Metadata-Version: 2.4
Name: teddympnn
Version: 0.1.0
Summary: A message passing neural network for protein-protein interfaces
Project-URL: Repository, https://github.com/briney/teddympnn
Author-email: Bryan Briney <briney@scripps.edu>
License-Expression: MIT
License-File: LICENSE
Requires-Python: >=3.11
Requires-Dist: biopython>=1.80
Requires-Dist: numpy>=1.24
Requires-Dist: omegaconf>=2.3
Requires-Dist: pandas>=2.0
Requires-Dist: pydantic>=2.0
Requires-Dist: pyyaml>=6.0
Requires-Dist: rich>=13.0
Requires-Dist: torch>=2.1
Requires-Dist: typer>=0.9
Provides-Extra: data
Requires-Dist: aiohttp>=3.8; extra == 'data'
Requires-Dist: zstandard>=0.20; extra == 'data'
Provides-Extra: dev
Requires-Dist: pre-commit>=3.0; extra == 'dev'
Requires-Dist: pytest>=7.0; extra == 'dev'
Requires-Dist: ruff>=0.4; extra == 'dev'
Requires-Dist: ty==0.0.51; extra == 'dev'
Provides-Extra: train
Requires-Dist: wandb>=0.15; extra == 'train'
Description-Content-Type: text/markdown

# teddyMPNN

A fine-tuned ProteinMPNN for improved protein-protein interface sequence design.

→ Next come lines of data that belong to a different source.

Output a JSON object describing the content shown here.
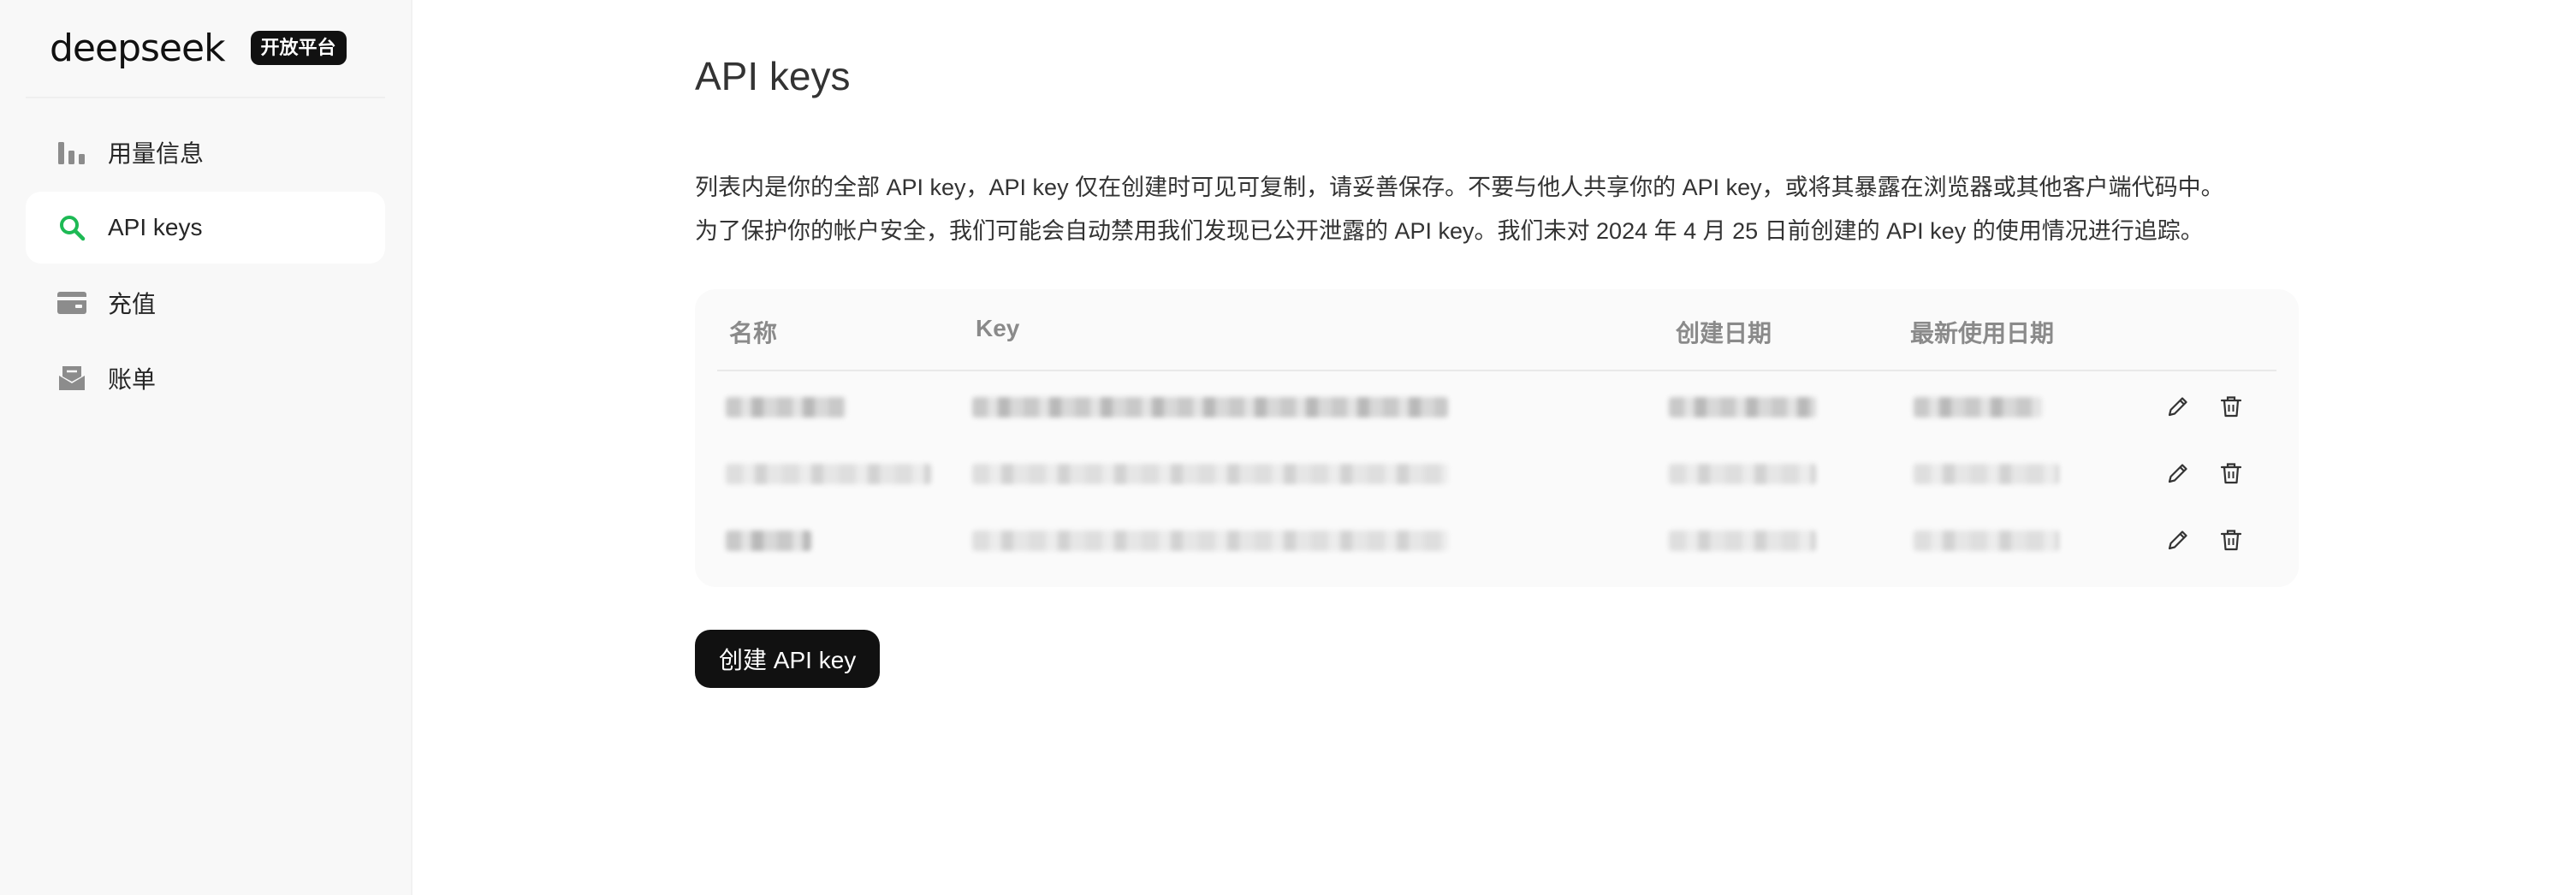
{
  "sidebar": {
    "brand_name": "deepseek",
    "brand_badge": "开放平台",
    "items": [
      {
        "label": "用量信息",
        "icon": "bar-chart-icon",
        "active": false
      },
      {
        "label": "API keys",
        "icon": "search-key-icon",
        "active": true
      },
      {
        "label": "充值",
        "icon": "wallet-icon",
        "active": false
      },
      {
        "label": "账单",
        "icon": "inbox-icon",
        "active": false
      }
    ]
  },
  "main": {
    "title": "API keys",
    "description_lines": [
      "列表内是你的全部 API key，API key 仅在创建时可见可复制，请妥善保存。不要与他人共享你的 API key，或将其暴露在浏览器或其他客户端代码中。",
      "为了保护你的帐户安全，我们可能会自动禁用我们发现已公开泄露的 API key。我们未对 2024 年 4 月 25 日前创建的 API key 的使用情况进行追踪。"
    ],
    "table": {
      "columns": [
        "名称",
        "Key",
        "创建日期",
        "最新使用日期"
      ],
      "row_count": 3
    },
    "create_button_label": "创建 API key"
  },
  "colors": {
    "accent_green": "#1db954",
    "button_bg": "#111111",
    "sidebar_bg": "#f8f8f8"
  }
}
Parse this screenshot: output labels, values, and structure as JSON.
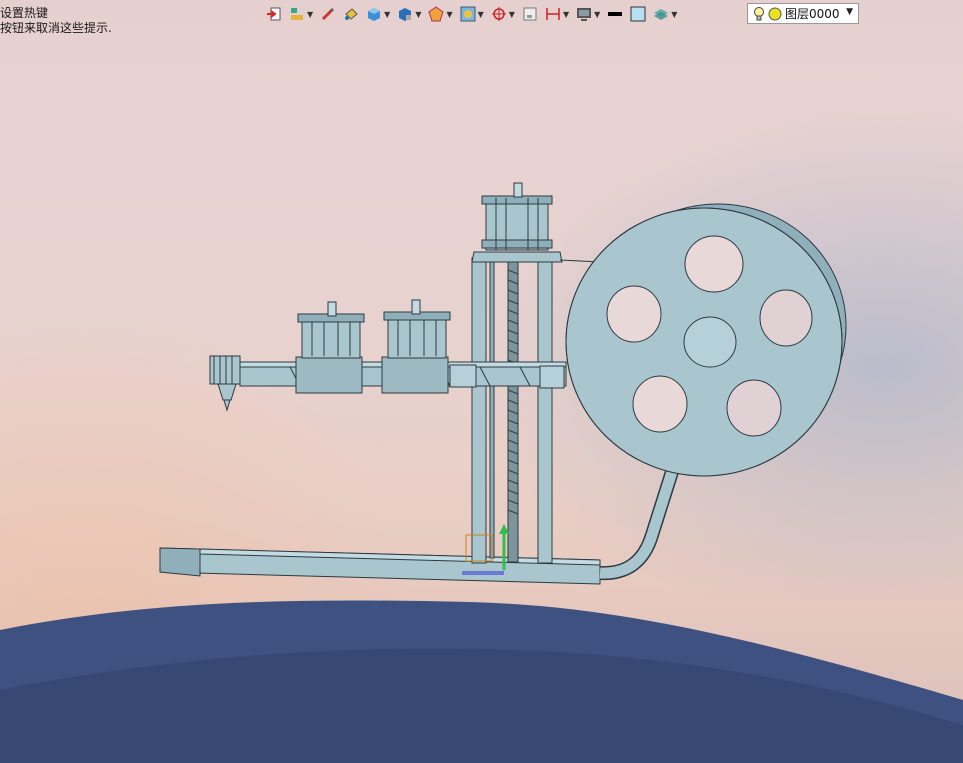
{
  "status_hint": {
    "line1": "设置热键",
    "line2": "按钮来取消这些提示."
  },
  "toolbar": {
    "icons": [
      "exit-icon",
      "layer-manager-icon",
      "pencil-icon",
      "paint-bucket-icon",
      "cube-icon",
      "shaded-cube-icon",
      "explode-icon",
      "snap-icon",
      "crosshair-icon",
      "window-icon",
      "dimension-icon",
      "monitor-icon",
      "line-color-swatch",
      "fill-color-swatch",
      "layers-icon"
    ],
    "layer_name": "图层0000"
  },
  "colors": {
    "model_fill": "#a9c6cf",
    "model_stroke": "#2d3a3f",
    "ground": "#3d4f7a",
    "line_color": "#000000",
    "fill_swatch": "#b8dff0"
  }
}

teddyMPNN fine-tunes [ProteinMPNN](https://github.com/dauparas/ProteinMPNN) on
the [teddymer](https://teddymer.steineggerlab.workers.dev/) dataset of predicted
protein dimers with an interface-weighted cross-entropy loss. The result is a
drop-in ProteinMPNN replacement that picks better residues at interfaces for
tasks like affinity maturation and interface redesign.

## Installation

Install the latest release from PyPI:

```bash
pip install teddympnn
```

The ProteinMPNN base weights ship inside the package, so inference and
fine-tuning work immediately — no separate download step is required.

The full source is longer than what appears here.